The refresher is the company's first look at improving the much-maligned device since September 2014 — a time long before before Donald Trump's presidency, Brexit and the dab — with the new XE23 version helping Glass to support Bluetooth devices. This means that users will be able to link up with the likes of keyboards, mice and other gadgets across the air.
Read this: Google Glass 2.0 - what's in store?
Updates to the MyGlass app have also dropped, with various bug fixes cleaning up a platform that has dealt with years of neglect. With it now able to hit smartphones running at least Android 5.0, it now possesses the ability to sync notifications from the phone to the device, like Android Wear, and nudge the user to disable the battery-saving Doze mode - meaning it can still work when the phone is asleep.

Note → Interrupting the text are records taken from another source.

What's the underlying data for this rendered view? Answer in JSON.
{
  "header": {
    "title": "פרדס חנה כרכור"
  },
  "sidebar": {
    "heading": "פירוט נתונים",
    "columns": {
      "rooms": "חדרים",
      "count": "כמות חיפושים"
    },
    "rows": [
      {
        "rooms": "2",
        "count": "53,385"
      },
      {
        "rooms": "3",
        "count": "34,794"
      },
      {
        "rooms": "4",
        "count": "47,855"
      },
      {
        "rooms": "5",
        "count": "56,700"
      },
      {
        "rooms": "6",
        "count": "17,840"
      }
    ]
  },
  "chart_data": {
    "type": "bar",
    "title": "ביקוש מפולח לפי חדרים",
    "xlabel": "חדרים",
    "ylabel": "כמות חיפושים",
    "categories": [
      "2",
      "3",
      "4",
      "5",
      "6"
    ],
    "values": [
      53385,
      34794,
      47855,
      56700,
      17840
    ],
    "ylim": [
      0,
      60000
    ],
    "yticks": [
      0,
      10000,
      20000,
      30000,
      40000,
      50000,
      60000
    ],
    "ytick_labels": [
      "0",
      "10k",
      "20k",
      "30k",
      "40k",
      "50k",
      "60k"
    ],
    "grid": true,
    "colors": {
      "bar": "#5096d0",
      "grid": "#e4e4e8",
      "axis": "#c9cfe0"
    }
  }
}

But while the Google Glass mini-resurrection is an interesting bolt from the blue, it's important to note that it's also likely nothing more than just that.
After all, it's no exaggeration to rank the project as one of tech's biggest ever flops — the $1,500 wearable computer isn't sold anymore and its website was all but left hanging back in 2015. Recovering from that would take more than a couple of updates.
So why did Google choose remind us of the forgettable Glass? Well, that's the question here. Maybe someone in Mountain View just had some downtime this week, or perhaps it was a test to gauge interest.
Either way, it's probably a better bet to cast your eyes towards what Google Glass 2.0 could look like.